Who is Charity Norman?

Date/place of birth: Nov 19, 1964, Uganda — “My parents were missionaries.”

Education: Law at Exeter University.

Home: Napier, New Zealand.

Family: Husband, Tim Meredith. George, 17, Sam 15, and Cora 13.

The Day Job: Full-time writer. “I do a bit of voluntary work too.”

Hobbies: “I sing in a cathedral choir. I play the cello and the piano. I love travelling to out-of-the-way places.”

Favourite Writers: “Bill Bryson; Molly Keane; Daphne du Maurier. As a child, Richard Adam’s Watership Down.”

Second Novel: “It’s about an Englishwoman married to an Irishman. They emigrate to New Zealand to escape from recession and debt. But their dream turns to a nightmare.”

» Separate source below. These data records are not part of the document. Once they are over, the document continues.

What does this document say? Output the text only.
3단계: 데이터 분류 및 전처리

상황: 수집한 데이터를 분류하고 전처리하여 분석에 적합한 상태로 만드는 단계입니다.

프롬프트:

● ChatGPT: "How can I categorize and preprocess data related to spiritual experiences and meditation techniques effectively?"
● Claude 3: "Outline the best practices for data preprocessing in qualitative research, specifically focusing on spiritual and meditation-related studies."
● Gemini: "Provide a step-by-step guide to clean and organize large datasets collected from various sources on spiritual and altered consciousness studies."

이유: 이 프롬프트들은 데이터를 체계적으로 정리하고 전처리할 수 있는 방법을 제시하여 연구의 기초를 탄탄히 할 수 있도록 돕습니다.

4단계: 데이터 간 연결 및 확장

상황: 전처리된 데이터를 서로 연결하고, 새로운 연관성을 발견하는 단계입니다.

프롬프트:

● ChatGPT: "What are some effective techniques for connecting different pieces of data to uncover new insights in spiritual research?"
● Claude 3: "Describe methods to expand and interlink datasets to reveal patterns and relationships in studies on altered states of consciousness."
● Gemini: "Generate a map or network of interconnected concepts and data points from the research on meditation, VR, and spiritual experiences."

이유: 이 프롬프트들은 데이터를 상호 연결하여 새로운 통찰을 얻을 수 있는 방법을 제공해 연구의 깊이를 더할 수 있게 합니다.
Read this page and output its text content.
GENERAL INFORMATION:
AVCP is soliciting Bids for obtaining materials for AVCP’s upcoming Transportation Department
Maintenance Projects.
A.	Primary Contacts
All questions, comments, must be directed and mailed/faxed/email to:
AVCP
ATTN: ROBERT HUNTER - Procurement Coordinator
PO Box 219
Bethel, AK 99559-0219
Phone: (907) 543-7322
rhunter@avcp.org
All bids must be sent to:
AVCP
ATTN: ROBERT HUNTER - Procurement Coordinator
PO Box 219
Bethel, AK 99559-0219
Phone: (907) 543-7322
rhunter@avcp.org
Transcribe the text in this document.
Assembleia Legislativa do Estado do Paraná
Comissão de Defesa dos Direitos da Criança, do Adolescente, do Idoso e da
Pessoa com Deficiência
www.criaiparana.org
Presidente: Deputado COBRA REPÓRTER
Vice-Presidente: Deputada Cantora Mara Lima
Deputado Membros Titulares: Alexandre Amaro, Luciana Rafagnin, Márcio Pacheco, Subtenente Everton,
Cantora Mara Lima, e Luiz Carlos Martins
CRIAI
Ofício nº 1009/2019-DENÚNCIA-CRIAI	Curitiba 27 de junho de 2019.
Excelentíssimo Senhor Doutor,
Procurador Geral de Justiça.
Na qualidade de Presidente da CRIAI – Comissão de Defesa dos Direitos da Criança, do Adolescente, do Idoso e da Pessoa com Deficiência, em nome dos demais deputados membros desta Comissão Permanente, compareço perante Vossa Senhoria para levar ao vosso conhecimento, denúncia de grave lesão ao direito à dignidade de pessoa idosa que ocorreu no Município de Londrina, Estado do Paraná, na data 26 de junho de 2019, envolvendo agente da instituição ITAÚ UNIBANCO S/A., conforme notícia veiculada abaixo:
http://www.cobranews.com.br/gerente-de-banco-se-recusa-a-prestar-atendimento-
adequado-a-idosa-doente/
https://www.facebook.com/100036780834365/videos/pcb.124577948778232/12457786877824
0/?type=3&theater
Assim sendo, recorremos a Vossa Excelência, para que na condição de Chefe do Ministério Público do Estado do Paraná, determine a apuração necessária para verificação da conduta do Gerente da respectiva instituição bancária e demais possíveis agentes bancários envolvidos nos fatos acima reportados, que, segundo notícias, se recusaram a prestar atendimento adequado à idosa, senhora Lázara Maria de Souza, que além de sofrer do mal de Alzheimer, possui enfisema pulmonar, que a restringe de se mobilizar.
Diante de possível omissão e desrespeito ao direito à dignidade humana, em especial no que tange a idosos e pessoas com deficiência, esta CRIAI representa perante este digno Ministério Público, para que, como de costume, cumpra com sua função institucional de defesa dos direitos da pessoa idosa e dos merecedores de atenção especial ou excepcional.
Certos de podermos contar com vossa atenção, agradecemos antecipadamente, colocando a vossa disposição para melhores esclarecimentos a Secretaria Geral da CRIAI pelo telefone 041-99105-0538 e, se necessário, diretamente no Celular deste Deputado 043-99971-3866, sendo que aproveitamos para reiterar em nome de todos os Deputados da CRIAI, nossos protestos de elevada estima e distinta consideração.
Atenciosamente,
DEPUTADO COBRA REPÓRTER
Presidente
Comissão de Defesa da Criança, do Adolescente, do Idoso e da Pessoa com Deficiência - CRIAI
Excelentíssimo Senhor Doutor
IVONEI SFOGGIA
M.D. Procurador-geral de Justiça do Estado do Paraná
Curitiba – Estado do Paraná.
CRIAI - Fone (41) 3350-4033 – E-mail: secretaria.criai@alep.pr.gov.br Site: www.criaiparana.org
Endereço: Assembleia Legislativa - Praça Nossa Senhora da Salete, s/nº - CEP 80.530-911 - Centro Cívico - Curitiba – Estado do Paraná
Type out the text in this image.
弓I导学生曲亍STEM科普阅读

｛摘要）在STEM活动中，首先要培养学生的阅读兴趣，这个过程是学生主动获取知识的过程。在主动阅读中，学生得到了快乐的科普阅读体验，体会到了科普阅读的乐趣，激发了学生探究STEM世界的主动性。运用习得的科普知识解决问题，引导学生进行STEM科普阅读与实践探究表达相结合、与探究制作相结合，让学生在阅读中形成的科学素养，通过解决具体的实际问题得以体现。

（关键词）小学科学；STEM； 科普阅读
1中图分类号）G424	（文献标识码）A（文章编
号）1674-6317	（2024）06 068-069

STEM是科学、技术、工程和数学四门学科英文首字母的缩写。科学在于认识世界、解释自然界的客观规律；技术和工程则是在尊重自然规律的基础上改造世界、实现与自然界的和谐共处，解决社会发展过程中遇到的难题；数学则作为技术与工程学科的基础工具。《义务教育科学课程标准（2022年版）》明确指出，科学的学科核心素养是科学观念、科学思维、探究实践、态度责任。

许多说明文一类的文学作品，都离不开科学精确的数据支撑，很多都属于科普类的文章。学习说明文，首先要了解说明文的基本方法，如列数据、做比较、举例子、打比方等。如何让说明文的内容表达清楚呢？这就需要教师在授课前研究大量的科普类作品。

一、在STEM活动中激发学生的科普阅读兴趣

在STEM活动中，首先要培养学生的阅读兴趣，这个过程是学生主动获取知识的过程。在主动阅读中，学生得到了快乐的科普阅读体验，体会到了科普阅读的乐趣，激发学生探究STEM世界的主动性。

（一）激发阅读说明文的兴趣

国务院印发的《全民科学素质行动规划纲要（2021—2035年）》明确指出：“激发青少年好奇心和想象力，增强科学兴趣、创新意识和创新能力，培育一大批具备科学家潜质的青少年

Top Writing Tip: “Rewrite. In Freeing Grace, every sentence has been written up to 50 times.”

Web/Twitter: Neither.


Freeing Grace. Allen and Unwin: €14.55. Kindle: €11.96

Leila and her vicar husband, David, are desperate for a baby. They’re thrilled when Grace Serenity is offered to them for adoption. Then, the baby’s teenage father gets involved. “As a barrister, I saw a lot of couples in adoption disputes demonising each other. They always thought the other side were wicked, and that’s never true. I wanted to re-humanise each side.” The novel touches on a wife’s need to escape, on agoraphobia, and on the friendship between a teenager and a 40-year-old commitment phobe. The adoption battle keeps the pages turning.

The Verdict: An absorbing, deftly written debut, which will make you laugh and cry.